For a natural number \(n\), we call the number \(1+2+3+\cdots + n\) the \(n^{\text{th}}\) triangular number, and we denote it by \(T_n\). Find \(T_n+T_{n-1}\) in terms of \(n\).
On a TV screen, each minute that passes, there is a number that flashes on the screen: first \(5\), then \(55\), then \(555\), and so on. Will any of these numbers be ever divisible by \(495\)? If so, which is the smallest?
For a natural number \(n\), define the \(n^{\text{th}}\) triangular number by \(T_n=1+2+3+\cdots+n\).
Show that \(3T_n+T_{n-1}\) is itself a triangular number, and determine which one.
Among \(12\) identical-looking balls, exactly one has a different weight (we do not know whether it is heavier or lighter than the others).
Using a balance scale, show how to determine the odd ball, and whether it is lighter or heavier, using only three weighings.
You are given \(68\) coins, and all of them have different weights. Using at most \(100\) weighings on a balance scale, find both the heaviest and the lightest coin.
For a complex number \(z=a+ib\), we write \(\bar z\) for its complex conjugate, defined as \(\bar z=a-ib\). Describe the set of complex numbers \(z\) such that \(z\bar z=1\).

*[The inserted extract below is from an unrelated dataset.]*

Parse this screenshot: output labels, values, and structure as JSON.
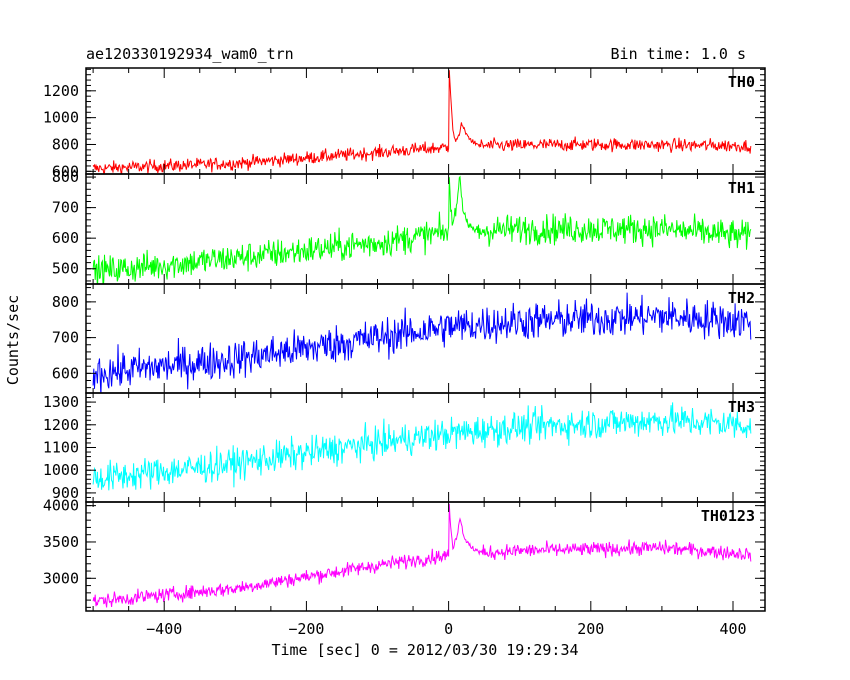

Let \(z_1=3+5i\). Draw on the complex plane the point \(z_2=3z_1, z_3=\frac{1}2{z_1}\), and \(z_4=-z_1\). What do you notice?
Show that if \(x\) and \(y\) are complex numbers, then
\[\overline{\left(\frac{x}{y}\right)}=\frac{\bar x}{\bar y}\]
Describe the set of complex numbers \(z\) for which \(z=\bar z\).
Let points \(A,B,C,D\) on the plane be represented by complex numbers \(a,b,c,d\). Show that the segments \(AB\) and \(CD\) are parallel if and only if \[\frac{a-b}{\bar a-\bar b}=\frac{c-d}{\bar c - \bar d}.\]